MTA seeks to reassure subway riders after first Ebola diagnosis in New York

New York officials said the city's first Ebola patient rode the A, 1, and L lines before testing positive for the virus.

Dr. Craig Spencer rode subway lines including the A before testing positive for Ebola.
Dr. Craig Spencer rode subway lines including the A before testing positive for Ebola.

New York’s Metropolitan Transportation Authority is trying to reassure passengers that the subway is safe after officials reported that the city’s first Ebola patient rode the A, 1, and L lines before testing positive for the virus.

Dr. Craig Spencer, who had been working for Doctors Without Borders, was diagnosed with the virus and quarantined in New York City’s Bellevue Hospital late Thursday, less than a week after returning from Guinea. City officials said Spencer rode the subway, went to a bowling alley, and rode in an Uber car before going into isolation.

On Friday, the MTA issued a press release and shared information about the case on its Facebook and Twitter accounts.

"For something like this, where we are trying to get the message out as widely as possible for the tens of thousands of New Yorkers who follow us on Twitter and Facebook, these platforms are a very effective way for us to get that message out directly," said Adam Lisberg, external communications director at the MTA.

In a statement, the MTA noted that subway and health officials believe there is no risk of other subway passengers or MTA employees contracting the virus.
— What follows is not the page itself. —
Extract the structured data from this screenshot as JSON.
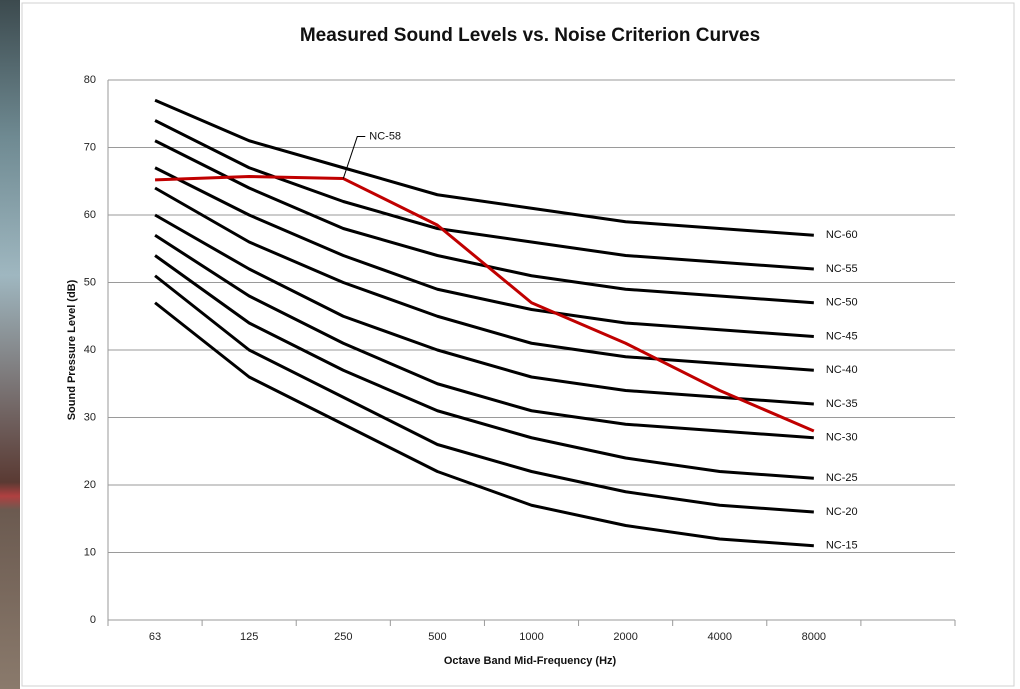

Ebola is spread through contract with the bodily fluids of a contagious person, and the virus cannot live for more than a few hours on hard surfaces, the statement explained.

"There is no indication the patient was contagious when he rode the subway," the MTA added. "There is no indication he emitted any bodily fluids on the subway. There were no reports of bodily fluids on any of the subway lines he rode."

The MTA also went into detail about its protocols for cleaning potentially infectious waste such as bodily fluids from anywhere in the mass transit network.

"On the one hand, all of the medical experts have been very clear that once they knew the facts of [Spencer’s] exposure and his travel patterns and when he became symptomatic that there was no risk to anybody who rode the subways," Lisberg said. "On the other hand, everybody who rides the subways, which is up to six million people some days, is concerned and worried to various degrees."

To contend with these worries, the MTA’s aim is to communicate with riders what the experts are saying, provide them with facts, and explain why there is no cause for concern, Lisberg said.

He added that reporters who have been covering Ebola in relation to public transport have mostly been "responsible and very understanding" that there is no reason that subway riders should be affected.

To communicate about the situation with its 65,000 staffers, the MTA has posted updates on internal computer networks and sent memos via email, Lisberg said. For employees such as operating personnel who do not frequently check email or use the Internet, the MTA is reaching out through communications in crew areas, he added.

The MTA has not hired a crisis PR firm to assist with this situation.

"We have handled far worse crises than this by ourselves," Lisberg said.